If you’re just visiting for the day, the easiest way to access Cefalu is by train. These depart every hour from Palermo Centrale, taking around one hour and twenty minutes to arrive in Cefalù train station, which is a 10 minute walk from the centre of the old town. You should expect to pay €5-6 for a ticket bought on the same day. To book tickets in advance online in English, click here.
Parking in Cefalu
In the words of our Airbnb host 30 minutes down the road, ‘parking in Cefalù is a nightmare, always’. It was in fact the main reason for us opting against this gorgeous little apartment we found in the old town; the thought of having to lug all our possessions across town in the heat was just too daunting.
This is an historic city, and therefore littered with ZTLs (read more about these in our Sicily road trip guide - published soon); taking your car anywhere within the city walls will result in quite a hefty fine. This however doesn’t mean that you can’t drive your hire car to Cefalù for a day trip or longer stay - you just need to plan ahead, arrive nice and early (we got there at 8 a.m. and had plenty of empty spots to choose from) or be patient enough to drive around for a while seeking out a free parking place.
The best spot to park is along the Lungomare Giuseppe Giardina (often referred to as just ‘lungomare’) where you’ll find kerbside parking on both sides of the road (€1/hour), as well as a very large parking lot (€5/half-day)- it costs €8 to park all day in either. From here it’s a very short walk to the beach (you’re right next to it) and less than five minutes to the gates of the old town. Easy!

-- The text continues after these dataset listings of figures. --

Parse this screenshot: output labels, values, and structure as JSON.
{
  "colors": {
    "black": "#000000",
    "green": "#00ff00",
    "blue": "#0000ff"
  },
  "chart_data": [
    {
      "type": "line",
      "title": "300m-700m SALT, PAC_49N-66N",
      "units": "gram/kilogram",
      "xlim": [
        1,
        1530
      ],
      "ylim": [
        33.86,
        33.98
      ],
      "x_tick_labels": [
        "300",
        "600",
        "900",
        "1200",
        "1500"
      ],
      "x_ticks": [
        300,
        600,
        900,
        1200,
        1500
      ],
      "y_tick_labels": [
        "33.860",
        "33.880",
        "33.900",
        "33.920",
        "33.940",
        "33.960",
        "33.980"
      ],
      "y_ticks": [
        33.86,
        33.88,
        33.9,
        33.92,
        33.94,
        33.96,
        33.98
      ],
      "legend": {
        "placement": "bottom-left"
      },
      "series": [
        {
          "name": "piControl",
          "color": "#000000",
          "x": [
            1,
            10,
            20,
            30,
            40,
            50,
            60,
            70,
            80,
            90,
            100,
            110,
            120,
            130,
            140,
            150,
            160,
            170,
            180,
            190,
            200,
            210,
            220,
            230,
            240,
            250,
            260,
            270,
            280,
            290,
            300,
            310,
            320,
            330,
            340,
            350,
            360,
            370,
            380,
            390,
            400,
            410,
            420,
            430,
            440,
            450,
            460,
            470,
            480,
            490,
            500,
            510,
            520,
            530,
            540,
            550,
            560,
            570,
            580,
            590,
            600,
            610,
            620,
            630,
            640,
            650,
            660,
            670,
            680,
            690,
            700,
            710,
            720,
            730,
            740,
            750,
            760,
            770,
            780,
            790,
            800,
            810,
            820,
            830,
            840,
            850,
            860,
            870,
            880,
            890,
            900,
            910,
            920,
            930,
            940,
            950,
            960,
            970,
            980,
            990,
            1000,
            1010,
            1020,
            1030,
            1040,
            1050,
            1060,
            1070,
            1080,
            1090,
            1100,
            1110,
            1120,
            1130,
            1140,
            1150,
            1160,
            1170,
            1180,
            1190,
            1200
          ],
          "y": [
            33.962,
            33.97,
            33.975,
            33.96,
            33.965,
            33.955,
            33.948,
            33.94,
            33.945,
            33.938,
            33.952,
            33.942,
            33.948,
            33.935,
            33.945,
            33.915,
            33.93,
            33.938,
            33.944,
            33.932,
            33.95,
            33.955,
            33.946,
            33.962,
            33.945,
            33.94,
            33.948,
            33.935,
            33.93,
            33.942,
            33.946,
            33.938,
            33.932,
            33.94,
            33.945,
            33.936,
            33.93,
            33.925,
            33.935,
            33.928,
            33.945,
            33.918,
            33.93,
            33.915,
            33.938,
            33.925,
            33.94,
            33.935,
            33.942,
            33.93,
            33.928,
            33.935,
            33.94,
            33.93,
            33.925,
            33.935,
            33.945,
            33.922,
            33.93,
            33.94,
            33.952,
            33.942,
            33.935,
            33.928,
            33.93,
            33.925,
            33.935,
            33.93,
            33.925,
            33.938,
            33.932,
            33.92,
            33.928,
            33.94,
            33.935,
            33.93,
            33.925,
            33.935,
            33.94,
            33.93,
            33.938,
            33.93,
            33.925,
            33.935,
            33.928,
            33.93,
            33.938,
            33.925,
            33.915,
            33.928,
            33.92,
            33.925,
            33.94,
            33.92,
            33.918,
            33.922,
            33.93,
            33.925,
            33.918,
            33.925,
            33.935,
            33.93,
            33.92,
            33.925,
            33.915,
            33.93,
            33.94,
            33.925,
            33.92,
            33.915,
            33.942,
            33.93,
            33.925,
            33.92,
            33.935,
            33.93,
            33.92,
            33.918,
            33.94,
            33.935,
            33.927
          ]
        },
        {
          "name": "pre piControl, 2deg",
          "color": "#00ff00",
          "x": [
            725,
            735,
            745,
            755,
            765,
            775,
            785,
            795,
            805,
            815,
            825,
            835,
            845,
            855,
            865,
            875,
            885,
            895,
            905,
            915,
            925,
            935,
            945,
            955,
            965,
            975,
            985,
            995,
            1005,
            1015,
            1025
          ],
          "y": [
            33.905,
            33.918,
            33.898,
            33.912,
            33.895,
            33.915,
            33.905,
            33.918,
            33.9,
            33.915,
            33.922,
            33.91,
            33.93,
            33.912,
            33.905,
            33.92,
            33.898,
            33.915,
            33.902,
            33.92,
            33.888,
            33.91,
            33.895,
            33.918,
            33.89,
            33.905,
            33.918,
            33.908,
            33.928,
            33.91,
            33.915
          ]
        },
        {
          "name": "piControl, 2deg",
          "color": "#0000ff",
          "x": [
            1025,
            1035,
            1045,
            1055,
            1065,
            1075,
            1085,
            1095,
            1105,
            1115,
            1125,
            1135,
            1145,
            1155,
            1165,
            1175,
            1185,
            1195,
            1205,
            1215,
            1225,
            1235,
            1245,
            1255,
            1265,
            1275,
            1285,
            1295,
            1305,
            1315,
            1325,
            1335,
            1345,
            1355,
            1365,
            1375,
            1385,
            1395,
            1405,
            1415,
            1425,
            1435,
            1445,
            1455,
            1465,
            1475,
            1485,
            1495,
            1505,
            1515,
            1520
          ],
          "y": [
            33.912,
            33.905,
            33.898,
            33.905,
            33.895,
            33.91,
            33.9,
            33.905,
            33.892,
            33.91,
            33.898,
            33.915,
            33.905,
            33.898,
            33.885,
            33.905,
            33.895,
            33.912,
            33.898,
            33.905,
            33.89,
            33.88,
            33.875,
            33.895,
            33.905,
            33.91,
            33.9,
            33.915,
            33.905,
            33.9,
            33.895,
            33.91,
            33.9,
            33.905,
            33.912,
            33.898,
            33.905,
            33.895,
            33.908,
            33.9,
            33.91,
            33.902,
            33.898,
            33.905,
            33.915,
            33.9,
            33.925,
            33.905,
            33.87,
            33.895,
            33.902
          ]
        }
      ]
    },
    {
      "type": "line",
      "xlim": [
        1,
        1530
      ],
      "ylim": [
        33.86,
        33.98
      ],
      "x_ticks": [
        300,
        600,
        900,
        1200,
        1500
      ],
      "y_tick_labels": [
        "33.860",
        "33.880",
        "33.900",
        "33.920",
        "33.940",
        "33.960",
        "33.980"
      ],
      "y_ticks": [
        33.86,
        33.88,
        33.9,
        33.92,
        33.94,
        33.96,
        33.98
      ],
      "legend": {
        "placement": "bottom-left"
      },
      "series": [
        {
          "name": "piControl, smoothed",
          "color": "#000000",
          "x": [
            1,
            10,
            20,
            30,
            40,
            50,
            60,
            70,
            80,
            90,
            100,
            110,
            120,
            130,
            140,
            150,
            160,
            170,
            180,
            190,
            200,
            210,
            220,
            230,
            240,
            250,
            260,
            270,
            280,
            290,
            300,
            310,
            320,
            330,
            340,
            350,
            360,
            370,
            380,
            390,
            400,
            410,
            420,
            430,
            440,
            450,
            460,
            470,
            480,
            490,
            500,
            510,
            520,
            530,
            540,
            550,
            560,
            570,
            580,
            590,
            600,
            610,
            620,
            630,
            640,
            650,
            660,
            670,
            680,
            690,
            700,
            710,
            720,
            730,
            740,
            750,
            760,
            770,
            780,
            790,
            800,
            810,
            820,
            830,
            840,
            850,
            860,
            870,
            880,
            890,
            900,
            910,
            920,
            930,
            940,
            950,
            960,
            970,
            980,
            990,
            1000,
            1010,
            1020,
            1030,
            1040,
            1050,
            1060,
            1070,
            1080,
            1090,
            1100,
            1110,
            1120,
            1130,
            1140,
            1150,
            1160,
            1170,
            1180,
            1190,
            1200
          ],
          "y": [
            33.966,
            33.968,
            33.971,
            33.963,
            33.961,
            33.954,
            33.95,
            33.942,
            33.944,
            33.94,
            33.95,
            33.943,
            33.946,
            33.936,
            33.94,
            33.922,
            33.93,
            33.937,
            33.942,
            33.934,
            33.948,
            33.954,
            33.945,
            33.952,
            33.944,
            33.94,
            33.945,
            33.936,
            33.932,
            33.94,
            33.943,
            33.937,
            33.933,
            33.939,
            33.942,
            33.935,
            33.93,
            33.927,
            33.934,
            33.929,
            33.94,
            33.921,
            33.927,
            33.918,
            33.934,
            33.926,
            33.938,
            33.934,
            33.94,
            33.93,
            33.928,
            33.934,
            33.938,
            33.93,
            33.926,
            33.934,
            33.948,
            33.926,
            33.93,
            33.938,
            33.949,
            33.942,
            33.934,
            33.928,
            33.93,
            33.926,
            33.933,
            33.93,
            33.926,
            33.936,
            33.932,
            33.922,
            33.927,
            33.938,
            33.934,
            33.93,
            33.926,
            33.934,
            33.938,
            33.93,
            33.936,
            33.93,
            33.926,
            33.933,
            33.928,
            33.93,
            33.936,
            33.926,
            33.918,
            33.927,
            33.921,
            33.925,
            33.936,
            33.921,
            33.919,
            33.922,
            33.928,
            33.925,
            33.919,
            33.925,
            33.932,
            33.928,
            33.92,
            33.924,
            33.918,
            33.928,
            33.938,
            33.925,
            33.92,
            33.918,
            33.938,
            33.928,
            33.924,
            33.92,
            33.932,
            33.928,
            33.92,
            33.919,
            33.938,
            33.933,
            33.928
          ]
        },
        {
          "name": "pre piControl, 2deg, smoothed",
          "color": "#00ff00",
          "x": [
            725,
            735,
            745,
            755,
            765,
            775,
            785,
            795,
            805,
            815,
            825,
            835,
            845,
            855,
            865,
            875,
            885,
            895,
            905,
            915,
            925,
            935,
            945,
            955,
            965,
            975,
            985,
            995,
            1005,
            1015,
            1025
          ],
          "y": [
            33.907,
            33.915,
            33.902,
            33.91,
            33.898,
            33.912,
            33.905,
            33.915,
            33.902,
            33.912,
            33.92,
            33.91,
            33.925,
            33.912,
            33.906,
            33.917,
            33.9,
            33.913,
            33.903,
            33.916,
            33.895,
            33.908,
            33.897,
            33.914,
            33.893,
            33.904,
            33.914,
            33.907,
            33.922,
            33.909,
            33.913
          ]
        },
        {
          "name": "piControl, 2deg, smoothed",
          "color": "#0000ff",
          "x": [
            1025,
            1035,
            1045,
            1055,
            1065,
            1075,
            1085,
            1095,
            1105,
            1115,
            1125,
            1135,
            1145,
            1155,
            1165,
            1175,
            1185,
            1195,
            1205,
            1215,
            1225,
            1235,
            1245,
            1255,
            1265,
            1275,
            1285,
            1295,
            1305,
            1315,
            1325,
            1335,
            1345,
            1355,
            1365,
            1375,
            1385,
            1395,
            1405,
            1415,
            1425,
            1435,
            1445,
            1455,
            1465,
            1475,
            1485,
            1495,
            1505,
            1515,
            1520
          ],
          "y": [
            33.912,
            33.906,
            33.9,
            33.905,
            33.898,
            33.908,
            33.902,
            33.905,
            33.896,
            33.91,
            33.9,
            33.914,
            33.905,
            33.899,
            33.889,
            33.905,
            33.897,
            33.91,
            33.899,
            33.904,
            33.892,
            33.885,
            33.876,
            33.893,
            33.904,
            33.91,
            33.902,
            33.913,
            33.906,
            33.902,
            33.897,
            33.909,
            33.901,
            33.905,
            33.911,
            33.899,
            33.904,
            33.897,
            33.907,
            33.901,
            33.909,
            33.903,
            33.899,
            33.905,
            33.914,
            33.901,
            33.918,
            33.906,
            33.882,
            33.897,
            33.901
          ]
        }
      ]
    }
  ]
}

If you’re planning on spending a night or two in Cefalù, then our main advice is to contact your Airbnb host or hotel in advance to confirm where the best overnight parking spot is for you, and how much it will cost. It is possible to park overnight and for free in Porto Presidiana (the harbour), but you’ll need to pay €4-5 for the small electric shuttle bus to take you and your luggage to the door. Again, the responsibility is on your accommodation to let you know what’s best - and feel free to let us know in the comments about your experience of overnight parking in Cefalù to help future visitors!